Finding lists as fast as possible via GAP

Question

Call a list with $n$ entries $[c_0,c_1,...,c_{n-1}]$ an n-LNakayama algebra in case the following conditions are satisfied:

• $c_i \geq 2$ are natural numbers for $i \neq n-1$ and $c_{n-1}=1$.

• $c_i -1 \leq c_{i+1}$ for all $i=0,1,...,n-2$.

I managed to program this, imitating the programme of ahulpke here: Finding elements of cartesian product satisfying a set of constraints in GAP .

Here the program:

BuildSequencesLNak:=function(n)
local all,range,len,new,seq,i,sel;
all:=[[1]];
range:=[2..n];
for len in [1..n-1] do
    new:=[];
    for seq in all do
        sel:=Filtered(range, x->x<=1+seq[1]);
        for i in sel do
            Add(new,Concatenation([i],seq));
        od;
    od;
    all:=new;
od;
return all;
end; 

Call an index $i$ projective-injective in case $c_i \geq c_{i-1}$ (setting $c_{-1}=1$ and calculating mod $n$ for the indices).

Now call a $n$-LNakayama algebra special in case the following is true:

In case $i$ is projective-injective, also $i+r$ is projective injective for every $r=c_{i-1},c_{i-1}+1,...,c_i -1$ (no condition for this $i$ in case $c_{i-1}=c_i -1$).
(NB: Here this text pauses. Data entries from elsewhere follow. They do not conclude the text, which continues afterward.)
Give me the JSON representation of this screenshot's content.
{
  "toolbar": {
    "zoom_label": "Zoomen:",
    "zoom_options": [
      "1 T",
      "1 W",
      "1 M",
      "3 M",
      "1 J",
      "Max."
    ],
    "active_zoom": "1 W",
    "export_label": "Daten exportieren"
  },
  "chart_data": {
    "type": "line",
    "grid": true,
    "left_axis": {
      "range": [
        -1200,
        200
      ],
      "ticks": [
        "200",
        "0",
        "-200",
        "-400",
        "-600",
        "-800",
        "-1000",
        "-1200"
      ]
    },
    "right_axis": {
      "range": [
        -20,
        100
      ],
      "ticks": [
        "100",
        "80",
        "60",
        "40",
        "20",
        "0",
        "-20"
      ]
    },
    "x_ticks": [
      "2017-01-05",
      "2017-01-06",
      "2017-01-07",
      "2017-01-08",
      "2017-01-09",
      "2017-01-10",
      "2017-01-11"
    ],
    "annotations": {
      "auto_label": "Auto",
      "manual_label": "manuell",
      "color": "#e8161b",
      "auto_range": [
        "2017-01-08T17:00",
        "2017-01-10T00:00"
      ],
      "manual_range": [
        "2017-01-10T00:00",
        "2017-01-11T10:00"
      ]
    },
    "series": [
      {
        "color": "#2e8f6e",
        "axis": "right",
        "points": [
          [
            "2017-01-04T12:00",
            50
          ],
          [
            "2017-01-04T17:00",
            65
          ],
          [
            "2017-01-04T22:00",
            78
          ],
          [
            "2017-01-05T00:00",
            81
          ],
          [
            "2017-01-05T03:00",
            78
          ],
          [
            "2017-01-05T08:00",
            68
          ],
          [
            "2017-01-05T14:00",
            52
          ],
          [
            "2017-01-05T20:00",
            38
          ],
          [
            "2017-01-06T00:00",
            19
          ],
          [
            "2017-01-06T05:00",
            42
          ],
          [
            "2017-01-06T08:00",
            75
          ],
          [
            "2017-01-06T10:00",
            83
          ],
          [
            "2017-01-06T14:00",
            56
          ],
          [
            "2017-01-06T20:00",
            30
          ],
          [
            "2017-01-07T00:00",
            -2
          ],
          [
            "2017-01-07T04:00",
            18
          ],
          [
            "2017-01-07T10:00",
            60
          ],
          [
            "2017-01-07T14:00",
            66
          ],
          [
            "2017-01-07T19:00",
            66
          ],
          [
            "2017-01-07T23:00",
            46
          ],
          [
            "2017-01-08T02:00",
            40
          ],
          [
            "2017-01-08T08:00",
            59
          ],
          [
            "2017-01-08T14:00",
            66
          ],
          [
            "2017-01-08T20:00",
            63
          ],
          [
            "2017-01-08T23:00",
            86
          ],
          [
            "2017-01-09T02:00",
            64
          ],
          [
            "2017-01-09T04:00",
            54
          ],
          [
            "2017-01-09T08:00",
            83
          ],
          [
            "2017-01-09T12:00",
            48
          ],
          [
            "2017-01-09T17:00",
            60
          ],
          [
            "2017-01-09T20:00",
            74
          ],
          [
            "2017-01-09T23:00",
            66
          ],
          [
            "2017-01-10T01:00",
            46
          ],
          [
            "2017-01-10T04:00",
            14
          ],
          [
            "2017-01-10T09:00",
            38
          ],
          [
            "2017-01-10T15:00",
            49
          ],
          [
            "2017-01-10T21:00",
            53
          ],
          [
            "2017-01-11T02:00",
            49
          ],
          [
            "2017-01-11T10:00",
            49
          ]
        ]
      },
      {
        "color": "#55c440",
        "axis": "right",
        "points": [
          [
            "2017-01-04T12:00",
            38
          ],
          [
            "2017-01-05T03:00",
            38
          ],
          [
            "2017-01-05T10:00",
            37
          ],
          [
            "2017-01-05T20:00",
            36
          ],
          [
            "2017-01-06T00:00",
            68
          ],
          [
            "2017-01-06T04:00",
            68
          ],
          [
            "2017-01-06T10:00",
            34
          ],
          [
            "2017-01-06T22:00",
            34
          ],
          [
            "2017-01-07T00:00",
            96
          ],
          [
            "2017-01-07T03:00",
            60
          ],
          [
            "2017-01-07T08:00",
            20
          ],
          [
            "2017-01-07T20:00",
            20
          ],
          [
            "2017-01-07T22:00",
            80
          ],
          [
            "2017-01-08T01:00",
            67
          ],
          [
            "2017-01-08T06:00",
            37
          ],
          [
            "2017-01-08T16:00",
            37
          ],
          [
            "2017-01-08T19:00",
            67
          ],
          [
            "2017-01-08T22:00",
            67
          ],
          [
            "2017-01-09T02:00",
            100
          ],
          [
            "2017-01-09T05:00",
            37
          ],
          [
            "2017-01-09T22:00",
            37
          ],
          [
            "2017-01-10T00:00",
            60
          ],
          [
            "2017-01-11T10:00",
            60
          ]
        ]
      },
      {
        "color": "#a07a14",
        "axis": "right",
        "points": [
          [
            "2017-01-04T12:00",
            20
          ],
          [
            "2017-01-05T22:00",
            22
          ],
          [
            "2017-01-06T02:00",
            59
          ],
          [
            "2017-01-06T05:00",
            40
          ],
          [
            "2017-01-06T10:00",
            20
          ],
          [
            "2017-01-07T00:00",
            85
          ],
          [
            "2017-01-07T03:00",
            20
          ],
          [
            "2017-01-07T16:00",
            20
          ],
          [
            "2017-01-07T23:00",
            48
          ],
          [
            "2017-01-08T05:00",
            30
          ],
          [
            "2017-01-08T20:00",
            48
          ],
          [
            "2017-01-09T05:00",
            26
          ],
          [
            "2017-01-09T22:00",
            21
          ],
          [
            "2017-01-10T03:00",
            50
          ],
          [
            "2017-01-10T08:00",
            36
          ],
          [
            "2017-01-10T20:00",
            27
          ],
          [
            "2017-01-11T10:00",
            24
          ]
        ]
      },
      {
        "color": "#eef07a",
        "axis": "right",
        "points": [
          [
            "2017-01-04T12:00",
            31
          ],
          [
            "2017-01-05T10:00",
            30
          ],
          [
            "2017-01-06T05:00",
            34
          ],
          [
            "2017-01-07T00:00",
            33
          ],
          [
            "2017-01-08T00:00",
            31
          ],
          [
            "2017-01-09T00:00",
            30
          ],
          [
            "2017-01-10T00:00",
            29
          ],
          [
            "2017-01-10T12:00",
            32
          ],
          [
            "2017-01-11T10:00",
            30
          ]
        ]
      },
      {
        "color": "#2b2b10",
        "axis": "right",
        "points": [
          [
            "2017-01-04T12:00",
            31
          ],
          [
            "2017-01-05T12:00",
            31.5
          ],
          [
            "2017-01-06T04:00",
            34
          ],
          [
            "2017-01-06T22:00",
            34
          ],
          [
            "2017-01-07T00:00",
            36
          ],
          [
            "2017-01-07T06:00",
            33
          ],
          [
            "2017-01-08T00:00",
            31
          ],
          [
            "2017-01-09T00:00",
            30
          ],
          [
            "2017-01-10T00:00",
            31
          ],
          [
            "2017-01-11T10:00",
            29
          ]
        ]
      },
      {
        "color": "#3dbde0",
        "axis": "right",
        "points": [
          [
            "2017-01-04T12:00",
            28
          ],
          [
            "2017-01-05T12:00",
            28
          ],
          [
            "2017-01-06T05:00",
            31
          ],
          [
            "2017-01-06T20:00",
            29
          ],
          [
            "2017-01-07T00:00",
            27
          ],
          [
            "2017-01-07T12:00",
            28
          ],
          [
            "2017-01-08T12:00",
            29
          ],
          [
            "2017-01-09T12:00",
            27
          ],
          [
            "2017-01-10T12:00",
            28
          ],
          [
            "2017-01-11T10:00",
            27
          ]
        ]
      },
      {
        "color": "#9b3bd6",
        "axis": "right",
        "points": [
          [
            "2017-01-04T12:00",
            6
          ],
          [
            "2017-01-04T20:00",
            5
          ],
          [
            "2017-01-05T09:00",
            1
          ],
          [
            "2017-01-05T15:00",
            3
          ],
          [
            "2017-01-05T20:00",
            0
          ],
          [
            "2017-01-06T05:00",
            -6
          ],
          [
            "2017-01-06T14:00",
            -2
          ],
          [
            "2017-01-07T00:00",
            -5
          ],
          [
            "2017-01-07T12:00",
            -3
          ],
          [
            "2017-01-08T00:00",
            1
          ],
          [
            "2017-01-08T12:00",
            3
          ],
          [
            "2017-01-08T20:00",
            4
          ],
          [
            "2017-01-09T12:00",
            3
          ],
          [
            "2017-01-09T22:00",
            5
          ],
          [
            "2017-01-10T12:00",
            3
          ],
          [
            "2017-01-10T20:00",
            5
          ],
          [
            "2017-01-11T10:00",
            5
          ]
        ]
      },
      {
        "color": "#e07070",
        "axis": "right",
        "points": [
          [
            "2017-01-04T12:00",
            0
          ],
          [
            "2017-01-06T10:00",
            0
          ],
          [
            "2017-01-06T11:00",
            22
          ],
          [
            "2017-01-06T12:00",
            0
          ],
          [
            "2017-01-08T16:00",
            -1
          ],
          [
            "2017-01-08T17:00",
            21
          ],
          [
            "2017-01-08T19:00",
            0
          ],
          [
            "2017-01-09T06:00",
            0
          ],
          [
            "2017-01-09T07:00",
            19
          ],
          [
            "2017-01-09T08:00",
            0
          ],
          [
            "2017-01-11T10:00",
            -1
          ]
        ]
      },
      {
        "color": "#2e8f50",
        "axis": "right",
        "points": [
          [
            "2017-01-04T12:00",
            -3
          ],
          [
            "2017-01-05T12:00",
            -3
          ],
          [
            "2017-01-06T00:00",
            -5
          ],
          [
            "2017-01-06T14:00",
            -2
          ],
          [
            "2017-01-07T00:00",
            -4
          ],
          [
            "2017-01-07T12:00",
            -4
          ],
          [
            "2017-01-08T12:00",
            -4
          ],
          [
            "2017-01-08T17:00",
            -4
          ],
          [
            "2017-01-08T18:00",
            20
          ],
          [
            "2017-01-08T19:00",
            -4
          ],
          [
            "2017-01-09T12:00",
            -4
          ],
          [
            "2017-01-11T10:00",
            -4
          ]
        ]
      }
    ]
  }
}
I can program also this by using Filtered in GAP after making the list of all n-LNakayama algebras with the above program BuildSequencesLNak, but it is not as fast as I want and so I wonder how to make it faster.

I can get the list for about n=16 and then it loads very long. I would hope that with a somehow better program one might get to n=21 or 22 to test some conjectures.

Example: All 5-LNakayama algebras: [ [ 2, 2, 2, 2, 1 ], [ 3, 2, 2, 2, 1 ], [ 2, 3, 2, 2, 1 ], [ 3, 3, 2, 2, 1 ], [ 4, 3, 2, 2, 1 ], [ 2, 2, 3, 2, 1 ], [ 3, 2, 3, 2, 1 ], [ 2, 3, 3, 2, 1 ], [ 3, 3, 3, 2, 1 ], [ 4, 3, 3, 2, 1 ], [ 2, 4, 3, 2, 1 ], [ 3, 4, 3, 2, 1 ], [ 4, 4, 3, 2, 1 ], [ 5, 4, 3, 2, 1 ] ]

The special ones among them:

[ [ 2, 2, 2, 2, 1 ], [ 2, 3, 2, 2, 1 ], [ 3, 3, 3, 2, 1 ] ]

The number of n-LNakayama algebras should be $C_{n-1}$, the Catalan numbers. The number of special n-LNakayama algebras should be given by https://oeis.org/A005043 (at least for $n \leq 15$), although I know no proof.

Answer 1

Two obvious speed improvements are to replace sel with an immediate bound calculation and to build the list in reverse order, avoiding Concatenation and a list of length 1, that is the inner loop becomes

    for i in [2..seq[Length(seq)]+1] do
      nl:=ShallowCopy(seq);
      Add(nl,i);
      Add(new,nl);
    od;

However a back-of-an envelope calculation indicates that for $n=21$ memory use might be prohibitive. You might have to think about reducing intermediate storage and discarding sequences that are not special.